Tomasz Kłos udzielił wywiadu Maciejowi Rafalskiemu z portalu „sport.tvp.pl”. Były reprezentant Polski wypowiedział się m.in. na temat absencji w składzie kadry Biało-Czerwonych podczas marcowego zgrupowania.

Brak Glika powodem do zmartwień?

Kamil Glik nie pojawi się na marcowym zgrupowaniu reprezentacji Polski z uwagi na uraz. Polak niedawno przeszedł operację, po której wraca do zdrowia. Tomasz Kłos w rozmowie z TVP Sport przyznał, że brak obrońcy Benevento może okazać się kluczowy.

– Największym brakiem jest absencja Kamila Glika. To kluczowy piłkarz, nie tylko pod względem umiejętności, ale i charakteru. Przy nim wielu innych kadrowiczów czuło się bezpieczniej, pewniej, dzięki czemu wchodzili na wyższy poziom. Nie wiem, czy w tej roli już teraz odnajdzie się Bednarek. Nie każdy może być takim przywódcą – powiedział Tomasz Kłos.

Dawid Kownacki liczył na powołanie do reprezentacji Polski. „Jestem w swojej najlepszej formie od dłuższego czasu” [CZYTAJ]

– Gra bez Kamila w ostatnich latach nie wychodziła nam na dobre.
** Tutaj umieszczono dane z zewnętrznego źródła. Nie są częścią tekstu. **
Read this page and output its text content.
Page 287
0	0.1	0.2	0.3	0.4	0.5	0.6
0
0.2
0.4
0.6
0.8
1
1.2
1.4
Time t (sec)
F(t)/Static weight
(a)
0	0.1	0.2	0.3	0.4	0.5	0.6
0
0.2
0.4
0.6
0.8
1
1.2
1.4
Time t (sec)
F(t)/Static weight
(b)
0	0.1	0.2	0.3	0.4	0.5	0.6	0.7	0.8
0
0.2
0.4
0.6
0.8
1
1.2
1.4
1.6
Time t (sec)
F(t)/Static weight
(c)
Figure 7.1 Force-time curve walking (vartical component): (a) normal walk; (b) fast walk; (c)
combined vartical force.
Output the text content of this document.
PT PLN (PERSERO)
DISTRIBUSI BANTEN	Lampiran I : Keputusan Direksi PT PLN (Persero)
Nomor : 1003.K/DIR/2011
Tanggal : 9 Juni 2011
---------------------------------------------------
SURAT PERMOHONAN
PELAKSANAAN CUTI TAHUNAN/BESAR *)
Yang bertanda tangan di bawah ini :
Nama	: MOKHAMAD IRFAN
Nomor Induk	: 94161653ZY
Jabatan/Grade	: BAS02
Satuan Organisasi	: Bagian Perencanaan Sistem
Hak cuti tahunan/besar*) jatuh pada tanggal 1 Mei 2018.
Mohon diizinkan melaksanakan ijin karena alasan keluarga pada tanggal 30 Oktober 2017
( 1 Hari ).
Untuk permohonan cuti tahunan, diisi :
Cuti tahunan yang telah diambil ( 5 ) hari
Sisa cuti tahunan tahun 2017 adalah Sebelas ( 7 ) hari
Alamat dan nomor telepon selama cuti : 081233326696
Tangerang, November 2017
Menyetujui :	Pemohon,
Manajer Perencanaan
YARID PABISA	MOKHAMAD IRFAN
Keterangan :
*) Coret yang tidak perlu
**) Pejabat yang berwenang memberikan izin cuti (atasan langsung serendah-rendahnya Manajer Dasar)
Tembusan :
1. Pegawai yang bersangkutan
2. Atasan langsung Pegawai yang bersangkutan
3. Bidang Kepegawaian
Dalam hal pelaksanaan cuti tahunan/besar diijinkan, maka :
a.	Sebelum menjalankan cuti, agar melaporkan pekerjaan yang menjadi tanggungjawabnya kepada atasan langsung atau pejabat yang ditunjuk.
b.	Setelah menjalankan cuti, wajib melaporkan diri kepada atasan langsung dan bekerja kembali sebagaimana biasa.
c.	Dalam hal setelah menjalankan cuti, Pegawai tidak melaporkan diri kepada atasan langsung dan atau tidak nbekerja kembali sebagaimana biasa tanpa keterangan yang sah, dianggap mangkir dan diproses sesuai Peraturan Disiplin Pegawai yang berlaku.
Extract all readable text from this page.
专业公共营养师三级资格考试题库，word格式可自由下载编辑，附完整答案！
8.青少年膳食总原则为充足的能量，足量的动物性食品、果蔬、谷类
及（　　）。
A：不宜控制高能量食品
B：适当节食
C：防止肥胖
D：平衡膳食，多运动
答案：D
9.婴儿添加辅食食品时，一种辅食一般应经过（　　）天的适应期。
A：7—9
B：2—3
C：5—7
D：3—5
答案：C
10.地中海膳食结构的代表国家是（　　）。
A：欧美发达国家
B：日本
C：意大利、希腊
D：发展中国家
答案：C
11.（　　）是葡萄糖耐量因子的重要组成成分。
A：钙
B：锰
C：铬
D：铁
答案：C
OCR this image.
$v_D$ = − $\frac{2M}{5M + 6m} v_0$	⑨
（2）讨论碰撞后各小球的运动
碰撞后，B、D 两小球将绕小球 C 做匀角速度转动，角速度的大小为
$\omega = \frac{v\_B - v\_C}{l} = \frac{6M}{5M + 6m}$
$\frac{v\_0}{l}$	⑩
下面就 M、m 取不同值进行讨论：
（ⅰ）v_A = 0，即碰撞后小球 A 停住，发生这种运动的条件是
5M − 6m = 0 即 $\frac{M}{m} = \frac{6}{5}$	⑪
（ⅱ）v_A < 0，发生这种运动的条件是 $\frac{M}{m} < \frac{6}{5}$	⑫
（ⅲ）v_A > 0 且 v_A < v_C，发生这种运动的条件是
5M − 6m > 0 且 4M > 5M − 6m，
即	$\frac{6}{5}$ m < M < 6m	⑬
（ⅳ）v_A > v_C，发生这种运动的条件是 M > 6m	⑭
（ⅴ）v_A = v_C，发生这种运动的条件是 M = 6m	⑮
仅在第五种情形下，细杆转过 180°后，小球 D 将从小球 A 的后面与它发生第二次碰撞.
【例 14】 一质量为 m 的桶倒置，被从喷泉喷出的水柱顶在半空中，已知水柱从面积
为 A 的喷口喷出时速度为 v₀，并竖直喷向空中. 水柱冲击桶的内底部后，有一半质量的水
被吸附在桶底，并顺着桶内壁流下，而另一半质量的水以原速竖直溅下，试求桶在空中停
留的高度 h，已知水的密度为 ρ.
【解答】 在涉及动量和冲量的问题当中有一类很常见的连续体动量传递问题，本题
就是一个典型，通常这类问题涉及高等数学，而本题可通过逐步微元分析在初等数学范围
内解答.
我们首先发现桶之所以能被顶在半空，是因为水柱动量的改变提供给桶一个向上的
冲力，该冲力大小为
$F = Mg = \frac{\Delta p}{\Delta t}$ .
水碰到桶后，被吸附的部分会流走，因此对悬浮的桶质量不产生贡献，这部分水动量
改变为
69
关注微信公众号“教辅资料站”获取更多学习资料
Na początku drużynę bez niego widział Paulo Sousa, ale szybko zmienił zdanie. Uważam jednak, że Glik wróci do kadry i pomoże jej jeszcze w eliminacjach i samym turnieju – dodał.

Na pierwszym zgrupowaniu pod wodzą Fernando Santosa nie pojawi się również Grzegorz Krychowiak. W tym przypadku jednak nie ma mowy o urazie, który wykluczył zawodnika. Portugalczyk zwyczajnie pominął pomocnika w swoich powołaniach. Tomasz Kłos uważa jednak, że to nie powinien być koniec „Krychy” w kadrze. Były reprezentant Polski wciąż widzi miejsce dla piłkarza Al Shabab w zespole Biało-Czerwonych.

– Uważam, że Grzesiek jeszcze będzie przydatny. Brak powołania dla Krychowiaka odebrałem trochę jako pstryczek w nos dla niego od selekcjonera. Być może Santos daje do zrozumienia, że piłkarz musi zmienić coś w swojej grze i dawać więcej niż ostatnio. Pewnie doszło do rozmowy trenera z zawodnikiem. Krychowiak był już krytykowany od dłuższego czasu, ludzie zapamiętali go z czasów Adama Nawałki i chcieliby widzieć go w takiej dyspozycji. Nie wiem, jakie plany ma Santos, ale nie zadeklaruję, że dla mnie to koniec Krychowiaka w reprezentacji – podsumował były reprezentant Polski.